Above could be in any sequence :frowning:

Having different segments is completely Ok. But the results returned by each time the query hits ES should be same. Its more or less primary not in sync with its replicas.

That sounds strange. What is the query?

In the mean time, we figured out something.
We are using a termset query on a field which is having synonym filter.

We noticed that when we query one node using preferences, we always get a result.
Whereas, when we query to another node using preferences, we always do not get a result.

Our synonym file did change a while ago, but we did not to reindexing.
In past we had noticed that if we restart ES after updating synonym file, it did reflect changes in ES, we did not had to reindex.

Is not-indexing after synonym change, causing a problem with inconsistent results ?

A good thought.
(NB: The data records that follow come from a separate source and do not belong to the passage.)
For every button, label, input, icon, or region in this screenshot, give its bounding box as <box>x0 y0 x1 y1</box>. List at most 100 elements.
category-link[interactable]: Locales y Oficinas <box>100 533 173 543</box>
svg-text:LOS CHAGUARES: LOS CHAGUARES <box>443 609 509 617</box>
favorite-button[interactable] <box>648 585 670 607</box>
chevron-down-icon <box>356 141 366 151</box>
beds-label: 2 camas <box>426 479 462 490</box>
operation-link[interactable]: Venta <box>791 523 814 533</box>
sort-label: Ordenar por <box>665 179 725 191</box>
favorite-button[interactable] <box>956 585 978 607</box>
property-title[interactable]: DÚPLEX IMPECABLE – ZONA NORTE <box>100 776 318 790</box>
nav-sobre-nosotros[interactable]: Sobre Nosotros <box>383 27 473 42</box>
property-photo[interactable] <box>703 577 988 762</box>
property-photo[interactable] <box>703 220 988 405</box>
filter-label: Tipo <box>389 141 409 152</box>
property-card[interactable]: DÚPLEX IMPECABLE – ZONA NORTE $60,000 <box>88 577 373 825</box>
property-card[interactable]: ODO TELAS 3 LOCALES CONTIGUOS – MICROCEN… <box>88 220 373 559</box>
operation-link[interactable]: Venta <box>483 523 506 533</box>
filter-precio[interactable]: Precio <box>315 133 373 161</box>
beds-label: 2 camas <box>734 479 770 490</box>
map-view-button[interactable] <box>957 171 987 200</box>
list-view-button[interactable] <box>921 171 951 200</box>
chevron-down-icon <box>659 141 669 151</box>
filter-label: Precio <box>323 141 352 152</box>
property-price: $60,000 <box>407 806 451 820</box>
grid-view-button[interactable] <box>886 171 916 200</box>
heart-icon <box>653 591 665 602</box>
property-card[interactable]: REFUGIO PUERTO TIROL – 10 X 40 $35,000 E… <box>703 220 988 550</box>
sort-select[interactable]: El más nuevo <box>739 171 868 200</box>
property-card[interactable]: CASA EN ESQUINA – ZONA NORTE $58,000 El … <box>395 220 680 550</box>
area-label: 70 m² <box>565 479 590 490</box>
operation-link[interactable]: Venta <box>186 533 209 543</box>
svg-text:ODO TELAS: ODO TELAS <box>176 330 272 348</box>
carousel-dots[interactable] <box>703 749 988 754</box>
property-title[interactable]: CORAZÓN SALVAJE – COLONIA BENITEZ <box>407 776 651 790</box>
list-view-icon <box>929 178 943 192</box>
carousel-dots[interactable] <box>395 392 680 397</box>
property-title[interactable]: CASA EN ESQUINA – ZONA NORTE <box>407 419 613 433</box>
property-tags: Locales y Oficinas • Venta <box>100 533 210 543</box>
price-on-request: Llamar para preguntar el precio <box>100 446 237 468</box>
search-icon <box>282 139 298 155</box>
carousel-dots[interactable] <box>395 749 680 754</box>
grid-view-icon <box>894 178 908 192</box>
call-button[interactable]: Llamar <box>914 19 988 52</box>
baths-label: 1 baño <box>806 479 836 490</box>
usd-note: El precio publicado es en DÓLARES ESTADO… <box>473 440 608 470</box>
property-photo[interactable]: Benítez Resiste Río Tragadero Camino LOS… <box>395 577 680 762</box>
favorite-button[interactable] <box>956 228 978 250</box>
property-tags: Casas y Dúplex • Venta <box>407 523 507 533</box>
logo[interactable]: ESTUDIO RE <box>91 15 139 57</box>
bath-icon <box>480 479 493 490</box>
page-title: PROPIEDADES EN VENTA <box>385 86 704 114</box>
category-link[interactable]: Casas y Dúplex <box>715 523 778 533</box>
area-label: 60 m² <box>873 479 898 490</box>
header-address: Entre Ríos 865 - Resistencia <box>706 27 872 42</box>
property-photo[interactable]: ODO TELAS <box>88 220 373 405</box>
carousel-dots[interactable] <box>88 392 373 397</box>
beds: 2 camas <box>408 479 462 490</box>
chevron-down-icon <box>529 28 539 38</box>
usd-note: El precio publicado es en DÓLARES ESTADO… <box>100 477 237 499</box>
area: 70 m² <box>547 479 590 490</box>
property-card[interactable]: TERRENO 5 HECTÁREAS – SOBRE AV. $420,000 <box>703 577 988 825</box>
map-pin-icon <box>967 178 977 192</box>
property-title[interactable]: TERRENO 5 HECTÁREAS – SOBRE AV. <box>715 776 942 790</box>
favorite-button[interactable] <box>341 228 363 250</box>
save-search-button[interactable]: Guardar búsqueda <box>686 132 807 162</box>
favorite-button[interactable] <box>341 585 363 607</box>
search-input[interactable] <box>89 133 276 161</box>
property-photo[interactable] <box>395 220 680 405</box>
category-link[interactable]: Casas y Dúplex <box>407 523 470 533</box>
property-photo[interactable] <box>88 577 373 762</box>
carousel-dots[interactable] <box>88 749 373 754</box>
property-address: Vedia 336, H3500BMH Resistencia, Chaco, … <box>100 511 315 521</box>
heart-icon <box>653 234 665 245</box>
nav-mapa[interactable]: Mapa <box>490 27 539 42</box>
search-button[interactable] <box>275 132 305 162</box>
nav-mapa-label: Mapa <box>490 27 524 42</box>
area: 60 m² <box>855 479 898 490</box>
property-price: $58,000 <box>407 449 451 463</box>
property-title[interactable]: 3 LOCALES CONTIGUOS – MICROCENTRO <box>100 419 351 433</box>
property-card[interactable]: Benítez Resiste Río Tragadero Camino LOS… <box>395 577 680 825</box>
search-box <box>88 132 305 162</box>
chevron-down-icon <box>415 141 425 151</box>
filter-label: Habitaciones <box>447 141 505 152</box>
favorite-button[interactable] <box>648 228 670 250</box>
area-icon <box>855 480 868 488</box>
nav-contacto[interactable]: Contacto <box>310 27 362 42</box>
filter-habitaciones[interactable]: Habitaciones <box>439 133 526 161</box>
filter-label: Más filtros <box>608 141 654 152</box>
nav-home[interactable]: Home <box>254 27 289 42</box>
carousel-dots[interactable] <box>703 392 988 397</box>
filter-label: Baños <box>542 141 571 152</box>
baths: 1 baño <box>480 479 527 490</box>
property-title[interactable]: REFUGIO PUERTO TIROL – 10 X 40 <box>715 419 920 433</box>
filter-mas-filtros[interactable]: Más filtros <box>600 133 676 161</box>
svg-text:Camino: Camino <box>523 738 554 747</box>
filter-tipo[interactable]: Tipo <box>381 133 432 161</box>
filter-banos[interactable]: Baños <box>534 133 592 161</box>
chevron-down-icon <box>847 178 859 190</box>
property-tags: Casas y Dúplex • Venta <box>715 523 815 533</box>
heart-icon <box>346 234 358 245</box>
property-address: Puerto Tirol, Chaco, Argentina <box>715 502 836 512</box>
Yes, inconsistent synonyms files can indeed result in inconsistent search results. Elasticsearch will use the current synonym file for searches and for indexing new documents but will not re-index any old documents, and this can leave your index in a very strange state. I think reindexing would be wise.

Re-indexing has solved the issue related to synonym. I will keep a watch on this though.
Appreciate your response time. Thanks :slight_smile:

1 Like

This topic was automatically closed 28 days after the last reply. New replies are no longer allowed.